Recent papers suggest a novel battery system including aluminium instead of lithium as active element undergoing the electrochemical reactions.
Benefits like a possible transfer of three electrons per ion and the lower reactivity of aluminium compared to lithium lead to the prospect of cheaper and safer batteries including a higher energy density.

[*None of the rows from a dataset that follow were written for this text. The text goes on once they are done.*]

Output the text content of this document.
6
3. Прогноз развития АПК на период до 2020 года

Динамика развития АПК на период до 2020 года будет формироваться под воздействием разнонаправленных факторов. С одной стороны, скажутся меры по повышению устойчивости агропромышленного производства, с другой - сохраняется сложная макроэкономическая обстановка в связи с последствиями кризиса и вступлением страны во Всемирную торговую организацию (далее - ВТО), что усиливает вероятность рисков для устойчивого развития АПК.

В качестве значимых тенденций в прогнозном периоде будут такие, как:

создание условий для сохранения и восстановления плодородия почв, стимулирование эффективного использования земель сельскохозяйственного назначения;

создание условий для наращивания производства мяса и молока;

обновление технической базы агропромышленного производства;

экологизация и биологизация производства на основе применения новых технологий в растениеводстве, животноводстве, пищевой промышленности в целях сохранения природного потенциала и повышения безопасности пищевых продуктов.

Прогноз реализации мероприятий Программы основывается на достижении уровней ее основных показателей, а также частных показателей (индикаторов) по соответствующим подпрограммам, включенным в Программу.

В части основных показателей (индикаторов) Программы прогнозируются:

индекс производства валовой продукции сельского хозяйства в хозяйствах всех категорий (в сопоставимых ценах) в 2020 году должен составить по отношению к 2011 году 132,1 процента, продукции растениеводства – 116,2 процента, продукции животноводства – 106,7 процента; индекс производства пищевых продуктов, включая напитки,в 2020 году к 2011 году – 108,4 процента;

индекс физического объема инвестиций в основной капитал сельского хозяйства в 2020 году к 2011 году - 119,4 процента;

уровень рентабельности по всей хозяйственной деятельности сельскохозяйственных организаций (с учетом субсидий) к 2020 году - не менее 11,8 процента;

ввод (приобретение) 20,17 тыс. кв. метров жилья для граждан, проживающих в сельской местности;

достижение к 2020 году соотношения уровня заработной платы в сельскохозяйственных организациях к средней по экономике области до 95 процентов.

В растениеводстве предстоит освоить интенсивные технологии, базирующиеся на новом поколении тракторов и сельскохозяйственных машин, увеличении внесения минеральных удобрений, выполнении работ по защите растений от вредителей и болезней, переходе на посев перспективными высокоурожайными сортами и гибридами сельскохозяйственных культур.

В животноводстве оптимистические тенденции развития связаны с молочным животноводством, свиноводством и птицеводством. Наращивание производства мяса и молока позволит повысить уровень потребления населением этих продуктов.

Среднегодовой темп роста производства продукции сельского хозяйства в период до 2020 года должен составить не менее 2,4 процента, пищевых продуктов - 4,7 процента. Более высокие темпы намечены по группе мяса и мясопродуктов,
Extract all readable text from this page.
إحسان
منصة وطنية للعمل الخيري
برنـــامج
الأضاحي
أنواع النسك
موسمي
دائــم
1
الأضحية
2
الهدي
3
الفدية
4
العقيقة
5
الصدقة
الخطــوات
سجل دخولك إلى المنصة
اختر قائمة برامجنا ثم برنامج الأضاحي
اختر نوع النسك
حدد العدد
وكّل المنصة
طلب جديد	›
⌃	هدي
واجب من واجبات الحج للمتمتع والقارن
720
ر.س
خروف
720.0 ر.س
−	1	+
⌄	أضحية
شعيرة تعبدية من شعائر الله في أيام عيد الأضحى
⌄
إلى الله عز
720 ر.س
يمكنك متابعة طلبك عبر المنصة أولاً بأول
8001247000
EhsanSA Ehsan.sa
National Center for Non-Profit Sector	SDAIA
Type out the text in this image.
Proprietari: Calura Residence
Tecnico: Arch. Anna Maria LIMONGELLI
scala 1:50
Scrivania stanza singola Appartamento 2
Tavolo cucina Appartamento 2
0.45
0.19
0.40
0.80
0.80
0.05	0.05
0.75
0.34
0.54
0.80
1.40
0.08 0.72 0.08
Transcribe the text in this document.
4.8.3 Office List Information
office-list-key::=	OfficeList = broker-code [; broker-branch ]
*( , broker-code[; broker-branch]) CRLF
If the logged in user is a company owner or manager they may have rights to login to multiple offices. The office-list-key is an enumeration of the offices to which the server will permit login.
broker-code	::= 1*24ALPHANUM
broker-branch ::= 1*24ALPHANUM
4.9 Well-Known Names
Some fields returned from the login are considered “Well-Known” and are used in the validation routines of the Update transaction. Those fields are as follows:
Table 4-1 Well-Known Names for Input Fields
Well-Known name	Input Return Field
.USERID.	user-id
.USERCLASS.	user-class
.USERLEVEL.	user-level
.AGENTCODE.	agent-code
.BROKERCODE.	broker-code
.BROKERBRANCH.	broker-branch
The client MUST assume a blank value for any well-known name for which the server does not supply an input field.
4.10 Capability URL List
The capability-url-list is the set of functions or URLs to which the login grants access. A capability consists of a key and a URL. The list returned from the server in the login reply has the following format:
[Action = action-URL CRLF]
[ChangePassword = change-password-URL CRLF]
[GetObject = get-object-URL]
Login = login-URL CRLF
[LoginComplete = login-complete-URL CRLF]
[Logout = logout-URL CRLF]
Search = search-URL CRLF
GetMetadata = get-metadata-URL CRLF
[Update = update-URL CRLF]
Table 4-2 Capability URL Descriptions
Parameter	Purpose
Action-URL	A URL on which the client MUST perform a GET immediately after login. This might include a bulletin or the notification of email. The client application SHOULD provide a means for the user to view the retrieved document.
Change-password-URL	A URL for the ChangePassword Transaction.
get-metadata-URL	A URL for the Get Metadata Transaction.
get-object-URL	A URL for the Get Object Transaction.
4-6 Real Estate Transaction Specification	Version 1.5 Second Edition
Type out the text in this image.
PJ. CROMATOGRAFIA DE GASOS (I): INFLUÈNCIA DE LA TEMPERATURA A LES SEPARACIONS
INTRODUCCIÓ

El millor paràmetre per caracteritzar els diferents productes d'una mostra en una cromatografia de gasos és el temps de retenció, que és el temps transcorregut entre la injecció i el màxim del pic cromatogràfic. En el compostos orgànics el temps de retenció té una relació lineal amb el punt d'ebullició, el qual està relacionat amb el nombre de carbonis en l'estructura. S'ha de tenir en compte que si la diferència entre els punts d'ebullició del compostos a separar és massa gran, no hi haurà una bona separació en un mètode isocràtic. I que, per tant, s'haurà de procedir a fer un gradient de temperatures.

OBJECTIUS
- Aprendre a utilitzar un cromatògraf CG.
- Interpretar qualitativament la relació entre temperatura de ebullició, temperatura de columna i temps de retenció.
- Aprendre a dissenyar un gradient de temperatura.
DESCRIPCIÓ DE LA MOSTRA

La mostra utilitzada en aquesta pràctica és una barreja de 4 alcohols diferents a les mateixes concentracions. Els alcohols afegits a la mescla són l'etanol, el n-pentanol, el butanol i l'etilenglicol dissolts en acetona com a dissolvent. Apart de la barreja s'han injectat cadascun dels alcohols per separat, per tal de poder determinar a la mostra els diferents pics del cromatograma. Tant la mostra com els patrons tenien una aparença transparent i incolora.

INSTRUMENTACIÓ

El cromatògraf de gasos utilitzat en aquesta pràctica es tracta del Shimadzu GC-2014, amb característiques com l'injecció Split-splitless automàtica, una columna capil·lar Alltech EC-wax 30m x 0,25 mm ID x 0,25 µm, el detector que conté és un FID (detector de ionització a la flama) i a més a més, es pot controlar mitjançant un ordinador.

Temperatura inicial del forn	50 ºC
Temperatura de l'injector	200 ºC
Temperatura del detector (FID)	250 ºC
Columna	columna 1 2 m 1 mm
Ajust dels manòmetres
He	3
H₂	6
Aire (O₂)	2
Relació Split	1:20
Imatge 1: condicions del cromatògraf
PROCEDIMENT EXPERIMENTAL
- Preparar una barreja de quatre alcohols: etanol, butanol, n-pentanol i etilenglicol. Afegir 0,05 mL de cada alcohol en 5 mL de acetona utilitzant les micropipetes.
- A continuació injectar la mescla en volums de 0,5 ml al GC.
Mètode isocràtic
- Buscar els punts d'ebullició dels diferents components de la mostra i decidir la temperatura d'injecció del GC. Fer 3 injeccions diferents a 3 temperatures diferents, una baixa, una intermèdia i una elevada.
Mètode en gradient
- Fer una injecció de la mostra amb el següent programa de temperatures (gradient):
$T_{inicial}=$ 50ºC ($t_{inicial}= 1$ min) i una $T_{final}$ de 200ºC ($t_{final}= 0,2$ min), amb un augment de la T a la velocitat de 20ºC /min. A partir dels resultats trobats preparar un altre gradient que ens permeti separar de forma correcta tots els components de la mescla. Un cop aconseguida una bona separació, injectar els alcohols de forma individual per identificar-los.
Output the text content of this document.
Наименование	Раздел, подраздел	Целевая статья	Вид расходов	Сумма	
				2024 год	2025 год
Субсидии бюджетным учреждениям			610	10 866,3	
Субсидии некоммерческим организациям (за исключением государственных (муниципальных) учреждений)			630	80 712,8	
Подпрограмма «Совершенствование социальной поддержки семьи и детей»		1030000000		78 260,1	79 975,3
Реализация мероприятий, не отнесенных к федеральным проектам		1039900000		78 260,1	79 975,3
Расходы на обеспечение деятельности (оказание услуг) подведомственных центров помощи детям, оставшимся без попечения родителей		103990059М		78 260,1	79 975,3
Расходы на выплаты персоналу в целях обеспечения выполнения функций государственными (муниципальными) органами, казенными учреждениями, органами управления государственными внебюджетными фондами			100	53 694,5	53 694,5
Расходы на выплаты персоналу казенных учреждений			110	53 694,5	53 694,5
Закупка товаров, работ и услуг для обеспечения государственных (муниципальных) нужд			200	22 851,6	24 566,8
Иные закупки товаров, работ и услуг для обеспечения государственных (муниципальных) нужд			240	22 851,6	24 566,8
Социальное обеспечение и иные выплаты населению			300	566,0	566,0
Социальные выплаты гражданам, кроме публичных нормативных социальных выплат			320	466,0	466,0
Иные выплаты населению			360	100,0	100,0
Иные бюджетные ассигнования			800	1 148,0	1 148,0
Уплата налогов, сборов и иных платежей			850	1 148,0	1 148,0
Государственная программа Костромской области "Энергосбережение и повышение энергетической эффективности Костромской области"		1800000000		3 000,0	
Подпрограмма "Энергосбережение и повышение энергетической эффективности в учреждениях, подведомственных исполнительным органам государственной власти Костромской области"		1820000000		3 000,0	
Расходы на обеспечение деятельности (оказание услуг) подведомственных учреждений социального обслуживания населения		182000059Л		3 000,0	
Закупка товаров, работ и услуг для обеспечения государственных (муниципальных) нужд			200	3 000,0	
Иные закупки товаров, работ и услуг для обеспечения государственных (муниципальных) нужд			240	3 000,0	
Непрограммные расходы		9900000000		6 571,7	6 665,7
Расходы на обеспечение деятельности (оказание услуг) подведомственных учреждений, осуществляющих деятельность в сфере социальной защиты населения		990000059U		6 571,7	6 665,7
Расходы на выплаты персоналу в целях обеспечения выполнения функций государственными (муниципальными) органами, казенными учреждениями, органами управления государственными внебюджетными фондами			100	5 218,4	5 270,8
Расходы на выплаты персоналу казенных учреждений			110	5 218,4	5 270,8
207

In this work experiments were undertaken to investigate two new kinds of aluminium batteries: 1) A non-aqueous aluminium battery consisted of self-made V2O5 nanowires, produced via a hydrothermal method, as working electrode and the ionic liquid electrolyte 1-ethyl-3-methylimidazolium chloride ([EMIm]Cl) including AlCl3 2) An aqueous aluminium battery with a TiO2 working electrode and an electrolyte made of a solution of 1 M AlCl3 in water Furthermore were undertaken in situ Raman measurement with a special designed two electrodes in situ Raman cell providing a good signal to noise ratio to investigate the intercalation of aluminium as well as lithium into electrodes made of Graphite, TiO2, Li4Ti5O12 and the commercial V2O5 powder as well as the synthesised V2O5 nanowires.